While we will be sharing our findings from the year-end student surveys later this month, we thought you might like to hear what educators using our program have to say too. Enjoy this sampling of comments about the program’s benefits from the open-ended questions on the teacher survey.
Mood-Enhancement and Behavior Improvement
The increased engagement while being outside encourages students to behave and focus so they can participate again.
– Kim Ellison, North Carolina
Students are able to focus more in class and their physical activity helps their overall development.
– Wendy Guzman, California
It allows us to have special quiet and calming time, while also adding movement and learning. It is nearly impossible to engage in all these things any other way.
– Sharon Doverspike, Pennsylvania
The Walking Classroom has been amazing for our kids’ self-esteem because it’s not a competition.
– Robby Burnette, North Carolina
Students are more relaxed after physical activity.
– Meghann Seril, California
The Walking Classroom releases that pent-up energy that kids get throughout the day.
– Kristina Morton, Michigan
Health Benefits and Health Awareness
It is great to get them up and moving. Not only does it engage them and get them more involved, but is so healthy.
– Kathleen Butler, California
It’s an easy way to incorporate physical activity and curricular content simultaneously.
– Liz Taylor, Pennsylvania
Besides the fact that students thoroughly enjoy the walks and all that they learn, the physical activity helps them focus better and feel good too.
– Paula Venable, California
Trust in Content
I think the content in The Walking Classroom has brought new and diverse topics that would have not otherwise been possible.
– Sherry Young, Alaska
It keeps them motivated and it enhances the curriculum so that they are broadening their horizons.
– Barbara Watson, Florida
We are an afterschool program, so this a great time to connect the students to content they may need for the future or strengthen knowledge they already know.
– Melanie Dill, Iowa
All students have access to the same content, especially those who are low readers. Exercise + Content = Success.
– Adriana Smith, California
We hear about a variety of subjects in a way that encourages students to make connections to prior knowledge.
– Shauna Hamman, Arizona
Discussion about the material leads to more personal conversations.
– Nikolette Bennett, North Carolina
Discussions on the podcasts are genuine conversation starters . . . It opens up the discussion about these topics and increases interest.
– Andrea Gonzalez, California
Students are totally engaged during our walks. They remember facts and stories from that podcasts that adds to our learning discussions.
– Kari Lawson, Tennessee
The Walking Classroom uses technology to generate discussion and educate students on various topics. It allows me to reinforce topics that we have either covered or have been covered in other classes.

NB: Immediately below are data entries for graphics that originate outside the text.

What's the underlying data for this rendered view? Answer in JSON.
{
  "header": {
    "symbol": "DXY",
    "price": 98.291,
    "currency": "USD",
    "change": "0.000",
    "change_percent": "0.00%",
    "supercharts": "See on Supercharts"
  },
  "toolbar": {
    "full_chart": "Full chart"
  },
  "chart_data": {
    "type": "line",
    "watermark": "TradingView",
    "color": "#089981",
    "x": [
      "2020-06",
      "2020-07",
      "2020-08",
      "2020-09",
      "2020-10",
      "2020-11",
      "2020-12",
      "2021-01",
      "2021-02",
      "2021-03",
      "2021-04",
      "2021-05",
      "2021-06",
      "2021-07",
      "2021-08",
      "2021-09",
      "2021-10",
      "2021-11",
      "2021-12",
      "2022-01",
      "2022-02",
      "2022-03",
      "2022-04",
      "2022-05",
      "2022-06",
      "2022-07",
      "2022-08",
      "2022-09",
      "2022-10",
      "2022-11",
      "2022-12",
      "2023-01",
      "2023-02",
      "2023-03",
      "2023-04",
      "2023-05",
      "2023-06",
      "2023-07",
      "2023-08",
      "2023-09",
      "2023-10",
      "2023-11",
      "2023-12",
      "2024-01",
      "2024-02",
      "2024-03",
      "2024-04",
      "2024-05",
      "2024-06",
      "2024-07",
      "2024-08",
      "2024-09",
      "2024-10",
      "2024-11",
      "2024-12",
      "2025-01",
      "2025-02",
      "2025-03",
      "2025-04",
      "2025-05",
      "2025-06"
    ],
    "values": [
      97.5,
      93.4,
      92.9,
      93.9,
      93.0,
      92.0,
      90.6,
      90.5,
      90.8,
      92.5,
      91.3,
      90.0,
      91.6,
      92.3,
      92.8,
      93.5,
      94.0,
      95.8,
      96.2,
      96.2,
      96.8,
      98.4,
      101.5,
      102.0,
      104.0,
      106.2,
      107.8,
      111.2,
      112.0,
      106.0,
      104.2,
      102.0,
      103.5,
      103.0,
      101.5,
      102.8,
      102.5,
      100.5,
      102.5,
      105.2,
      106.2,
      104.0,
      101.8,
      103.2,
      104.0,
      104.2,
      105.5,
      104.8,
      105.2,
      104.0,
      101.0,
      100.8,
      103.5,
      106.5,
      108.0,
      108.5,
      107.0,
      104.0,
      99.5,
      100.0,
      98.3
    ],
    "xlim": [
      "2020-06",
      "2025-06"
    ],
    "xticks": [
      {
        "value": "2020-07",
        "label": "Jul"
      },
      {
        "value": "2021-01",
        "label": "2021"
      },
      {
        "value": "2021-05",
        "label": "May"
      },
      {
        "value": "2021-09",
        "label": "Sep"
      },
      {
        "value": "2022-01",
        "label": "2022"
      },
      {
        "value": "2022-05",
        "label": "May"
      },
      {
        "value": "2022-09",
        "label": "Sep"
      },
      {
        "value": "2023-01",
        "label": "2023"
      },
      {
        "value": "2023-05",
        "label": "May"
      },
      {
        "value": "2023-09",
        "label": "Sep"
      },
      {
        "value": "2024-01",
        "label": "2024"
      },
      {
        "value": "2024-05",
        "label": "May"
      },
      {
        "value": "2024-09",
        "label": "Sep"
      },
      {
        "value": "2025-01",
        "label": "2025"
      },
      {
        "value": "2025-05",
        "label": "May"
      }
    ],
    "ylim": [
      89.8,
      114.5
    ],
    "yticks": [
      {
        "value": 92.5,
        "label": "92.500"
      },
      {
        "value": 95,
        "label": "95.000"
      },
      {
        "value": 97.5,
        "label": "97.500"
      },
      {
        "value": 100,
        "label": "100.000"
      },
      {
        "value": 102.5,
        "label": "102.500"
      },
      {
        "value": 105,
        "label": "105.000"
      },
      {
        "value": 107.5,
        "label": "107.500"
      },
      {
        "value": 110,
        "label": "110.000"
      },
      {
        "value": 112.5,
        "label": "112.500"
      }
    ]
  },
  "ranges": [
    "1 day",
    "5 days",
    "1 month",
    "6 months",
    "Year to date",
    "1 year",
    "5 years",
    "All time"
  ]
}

– Chris Hill, North Carolina
Differentiation and Learning Styles
Many of my kids who have difficulty reading or learning in a more traditional way LOVE The Walking Classroom because they’ve discovered they learn well auditorily.
– Kathie Yonemura, California
I could always find a podcast on TWC that could tie into our lessons. It was another way to reinforce a concept — especially to reach different learning styles.
– Debra Prudhomme, Massachusetts
I love how the walking classroom meets the needs of various learning styles. There are some students who do not perform well on written school activities but love to learn by listening and discussion. The Walking Classroom allows them to really shine and be leaders in the class.
– Melanie Lilly, Nebraska
We use The Walking Classroom as our “listening to reading” component of our guided reading. Students’ listening skills appear to have improved after using TWC consistently.
– Randi Amador, California
Students with dyslexia are able to hear grade level content they would not be able to read independently.
– Nancy Brewer, North Carolina
I have used the program as an intervention tool with a struggling reader who responded successfully to auditory learning. His scores on the comprehension quizzes increased and his knowledge of content in the areas of social studies and science increased as well.
– Mary Hooks, North Carolina
Some of the podcast content is not in our books the way it is presented on the podcast. Sometimes a different perspective or way of hearing information makes all the difference.
– Amy Allen, Colorado
. . . and Some Other Insights
The Walking Classroom has allowed the students the opportunity to get out and get more physical activity while still meeting Common Core Standards. It also has allowed them to hear information from other sources rather than just me. They enjoy hearing from people their own age.
– Mandy Rodriguez, California
Especially this year, I have several students who are ADHD and on the autism spectrum. The movement provided by The Walking Classroom definitely improves their ability to focus in the classroom.
– Trecia Shales, Illinois
Many of my English language learners and lower readers have amazing memories when they hear the information. It levels the playing field since some of my better readers are not so strong in their listening skills.
– Joy Poole, Texas
It allows my students who need more movement in their day to achieve that while still learning the content I am teaching. It is diversifying the way we teach and learn today!
– Krystle Eilen, Minnesota
By now, you’re ready to get back to walking listening, and learning! Happy Trails!